The Securities and Exchange has censured Ernst & Young, ordering the Big Four firm to pay $1.6 million to settle charges of compromising its independence and contributing to faulty accounting by a client in 2001.As part of the settlement, E&Y neither admitted nor denied the agency’s allegations, made in connection with the firm’s audit work for Pittsburgh-based regional bank PNC Financial Services Group.

E&Y first confirmed that the SEC was investigating its work for PNC in late 2004, when the agency questioned a financial product that the firm was hired to create for PNC by insurer American International Group Inc. At the time, the SEC said that the financing vehicle allowed PNC to move $762 million in bad loans and investments off its balance sheet in 2001.

Around that same time, AIG agreed to pay more than $46 million to settle SEC charges related to the arrangement, and another $80 million to settle a criminal complaint by the Justice Department related to AIG’s PNC work. PNC paid $115 million to settle similar allegations made by the Justice Department in 2003.

In announcing the censure, the SEC alleged that E&Y auditors failed to make an independent review of PNC's accounting, separate from the accounting firm's advice to AIG when it was helping develop the product, and that as a result of faulty accounting for the transactions, PNC was forced to restate nearly $155 million in earnings.

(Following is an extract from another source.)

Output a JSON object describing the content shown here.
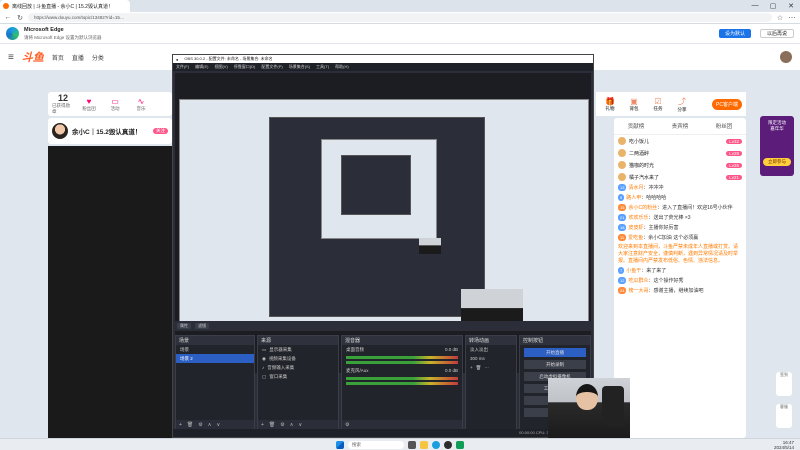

Separately, the Canadian unit of accounting firm Deloitte & Touche was ordered to pay $50 million last week to settle an investor lawsuit over its audit of Canadian waste-management company Philip Services Corp.

Ontario, Canada-based Philip declared bankruptcy in 1999 after saying that it would restate financial results for three years due to improper copper trading. Investors sued the accounting firm, saying that Deloitte failed to disclose that Philip’s financial statements didn't comply with U.S. or Canadian accounting principles. Due to jurisdictional questions, the case floated between U.S. and Canadian courts for nearly four years.

Former directors and officers of Philips, as well as by firms that underwrote the company’s stock offering in the United States will pay out nearly another $30 million to shareholders as part of the same deal.